What is LogPalette?
The AI Recommendation System recommends the best and the most optimized questions for each learner to work on the assignment satisfactorily.
AI systems already exist that recommend exercises and teaching materials for overcoming challenges.
However, it is impossible to motivate learners and enhance the learning effect unless they are convinced why they are studying a particular question or material. Our project aims to support learning by an AI that learned how to explain things from human beings and to clarify the learner’s thought process by verbalizing the learner’s thought process. In addition, the AI visualizes the learner’s solution process, where the AI learns penstroke data and text data from self-explanatory learning with a handwritten pen, correct/ incorrect answer data for questions, and various learning data.

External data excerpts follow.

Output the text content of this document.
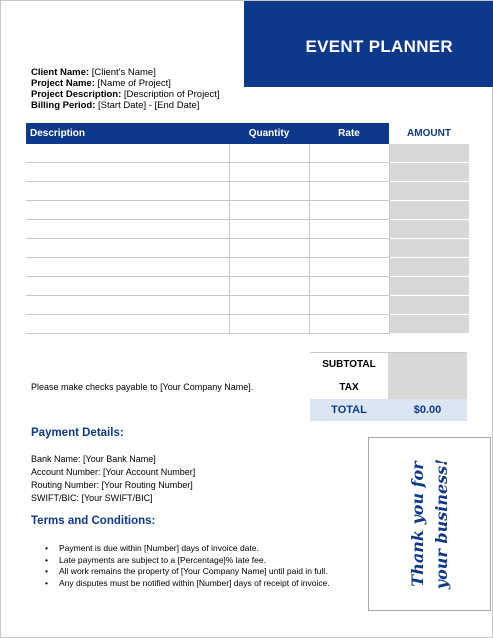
EVENT PLANNER
Client Name: [Client's Name]
Project Name: [Name of Project]
Project Description: [Description of Project]
Billing Period: [Start Date] - [End Date]
Description	Quantity	Rate	AMOUNT

Please make checks payable to [Your Company Name].
SUBTOTAL	
TAX	
TOTAL	$0.00
Payment Details:
Bank Name: [Your Bank Name]
Account Number: [Your Account Number]
Routing Number: [Your Routing Number]
SWIFT/BIC: [Your SWIFT/BIC]
Terms and Conditions:
• Payment is due within [Number] days of invoice date.
• Late payments are subject to a [Percentage]% late fee.
• All work remains the property of [Your Company Name] until paid in full.
• Any disputes must be notified within [Number] days of receipt of invoice.	Thank you for your business!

By doing so, we are researching and developing EXAIT (Educational Explainable AI Tools: EXAIT), an explanation generation engine that allows learners to solve problems with more conviction.

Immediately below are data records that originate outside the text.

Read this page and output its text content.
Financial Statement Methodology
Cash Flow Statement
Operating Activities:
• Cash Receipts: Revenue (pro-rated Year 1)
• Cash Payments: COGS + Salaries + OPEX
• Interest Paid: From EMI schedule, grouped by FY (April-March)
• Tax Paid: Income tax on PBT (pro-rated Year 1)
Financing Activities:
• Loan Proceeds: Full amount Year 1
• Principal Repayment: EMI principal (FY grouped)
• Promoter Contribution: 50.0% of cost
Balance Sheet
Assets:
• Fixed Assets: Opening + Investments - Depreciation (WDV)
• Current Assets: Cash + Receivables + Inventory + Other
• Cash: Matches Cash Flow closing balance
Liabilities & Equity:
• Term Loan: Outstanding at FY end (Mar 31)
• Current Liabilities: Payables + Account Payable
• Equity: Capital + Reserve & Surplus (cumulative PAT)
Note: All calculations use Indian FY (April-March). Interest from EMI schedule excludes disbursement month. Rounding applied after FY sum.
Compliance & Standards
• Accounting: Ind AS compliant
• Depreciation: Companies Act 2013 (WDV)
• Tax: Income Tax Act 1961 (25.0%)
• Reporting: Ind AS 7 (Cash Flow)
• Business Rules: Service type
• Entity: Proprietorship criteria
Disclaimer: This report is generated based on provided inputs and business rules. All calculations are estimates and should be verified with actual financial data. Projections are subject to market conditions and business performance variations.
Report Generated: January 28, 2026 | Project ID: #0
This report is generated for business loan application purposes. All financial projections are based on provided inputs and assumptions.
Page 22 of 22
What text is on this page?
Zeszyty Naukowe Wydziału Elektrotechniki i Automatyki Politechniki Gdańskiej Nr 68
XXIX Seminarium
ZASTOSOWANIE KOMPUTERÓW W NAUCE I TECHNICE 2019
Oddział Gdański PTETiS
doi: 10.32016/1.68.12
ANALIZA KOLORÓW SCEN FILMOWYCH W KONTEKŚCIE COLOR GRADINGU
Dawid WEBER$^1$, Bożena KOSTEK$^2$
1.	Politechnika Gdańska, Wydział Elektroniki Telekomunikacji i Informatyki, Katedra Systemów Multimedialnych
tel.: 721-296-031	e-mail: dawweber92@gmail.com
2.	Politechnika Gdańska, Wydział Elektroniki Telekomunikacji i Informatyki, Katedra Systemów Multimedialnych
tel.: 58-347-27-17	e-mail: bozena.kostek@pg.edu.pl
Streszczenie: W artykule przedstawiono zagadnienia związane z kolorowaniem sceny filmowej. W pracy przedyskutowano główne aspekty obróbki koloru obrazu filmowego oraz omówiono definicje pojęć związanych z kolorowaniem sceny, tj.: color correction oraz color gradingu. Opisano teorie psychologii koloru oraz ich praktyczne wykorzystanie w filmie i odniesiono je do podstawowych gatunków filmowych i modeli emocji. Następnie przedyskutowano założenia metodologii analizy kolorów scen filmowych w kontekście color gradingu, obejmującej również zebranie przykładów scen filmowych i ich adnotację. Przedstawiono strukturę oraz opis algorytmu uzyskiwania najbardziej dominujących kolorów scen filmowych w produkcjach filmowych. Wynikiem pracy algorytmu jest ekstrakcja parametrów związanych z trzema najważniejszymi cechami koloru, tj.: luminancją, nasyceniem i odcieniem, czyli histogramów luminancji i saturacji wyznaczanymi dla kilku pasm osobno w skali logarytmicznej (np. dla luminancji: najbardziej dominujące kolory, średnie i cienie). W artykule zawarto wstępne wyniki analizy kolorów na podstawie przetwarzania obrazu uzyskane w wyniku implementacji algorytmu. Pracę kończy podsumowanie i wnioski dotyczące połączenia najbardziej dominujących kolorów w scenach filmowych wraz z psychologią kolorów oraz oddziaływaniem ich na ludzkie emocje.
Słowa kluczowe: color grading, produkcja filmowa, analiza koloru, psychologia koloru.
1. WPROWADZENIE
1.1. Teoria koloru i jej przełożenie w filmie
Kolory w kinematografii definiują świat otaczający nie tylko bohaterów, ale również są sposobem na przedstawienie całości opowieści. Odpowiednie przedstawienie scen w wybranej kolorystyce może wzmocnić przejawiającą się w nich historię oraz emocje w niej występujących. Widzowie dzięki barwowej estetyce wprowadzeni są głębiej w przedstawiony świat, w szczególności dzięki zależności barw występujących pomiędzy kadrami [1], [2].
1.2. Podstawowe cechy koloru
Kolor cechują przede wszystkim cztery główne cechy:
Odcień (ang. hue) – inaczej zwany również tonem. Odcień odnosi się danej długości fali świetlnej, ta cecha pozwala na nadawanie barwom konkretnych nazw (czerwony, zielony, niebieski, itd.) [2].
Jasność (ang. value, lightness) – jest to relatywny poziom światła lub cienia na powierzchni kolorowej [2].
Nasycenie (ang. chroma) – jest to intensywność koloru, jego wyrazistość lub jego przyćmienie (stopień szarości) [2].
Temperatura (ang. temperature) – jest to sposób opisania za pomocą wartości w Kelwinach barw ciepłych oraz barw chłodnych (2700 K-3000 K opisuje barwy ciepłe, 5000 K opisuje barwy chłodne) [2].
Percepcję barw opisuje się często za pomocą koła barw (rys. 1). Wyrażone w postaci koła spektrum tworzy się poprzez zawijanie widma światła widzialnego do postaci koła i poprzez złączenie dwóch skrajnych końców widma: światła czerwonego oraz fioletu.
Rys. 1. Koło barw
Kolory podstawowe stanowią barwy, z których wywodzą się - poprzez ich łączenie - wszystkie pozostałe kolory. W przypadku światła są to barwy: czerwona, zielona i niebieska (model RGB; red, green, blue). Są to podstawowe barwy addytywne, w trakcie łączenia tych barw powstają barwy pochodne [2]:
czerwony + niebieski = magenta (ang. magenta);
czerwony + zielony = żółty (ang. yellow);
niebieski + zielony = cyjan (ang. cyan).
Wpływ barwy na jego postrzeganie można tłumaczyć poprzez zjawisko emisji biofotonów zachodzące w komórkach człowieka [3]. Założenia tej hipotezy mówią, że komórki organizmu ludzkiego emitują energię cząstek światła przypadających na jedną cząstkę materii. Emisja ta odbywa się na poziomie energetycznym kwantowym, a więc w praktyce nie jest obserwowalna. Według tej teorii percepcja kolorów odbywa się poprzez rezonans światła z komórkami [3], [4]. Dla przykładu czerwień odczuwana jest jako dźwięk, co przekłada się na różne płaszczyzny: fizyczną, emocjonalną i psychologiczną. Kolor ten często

If learners are not satisfied with the data analyzed by AI, it is difficult to motivate them to take the initiative.
The “Explainable AI” will derive more effective analytical data for learning and teaching so that working on the assignments makes more sense to the learners and teachers can understand students’ stumbling difficulties and provide appropriate guidance.
When the AI analyzes the learning history and recommends questions to be solved, it is better to explain the reason for the recommendation, which will make sense to the learner and increase his/her motivation.
Learning with EXAIT is conducted in the following steps: (1) analyze, (2) recommend, (3) explain, (4) solve, (5) explain. By repeating this cycle, learners can expect to learn continuously with conviction and improve their understanding.
A knowledge map allows visualization of knowledge acquisition. It shows the connections between knowledge as a network with mode and links and allows for the recommendation of questions based on the structure of that knowledge.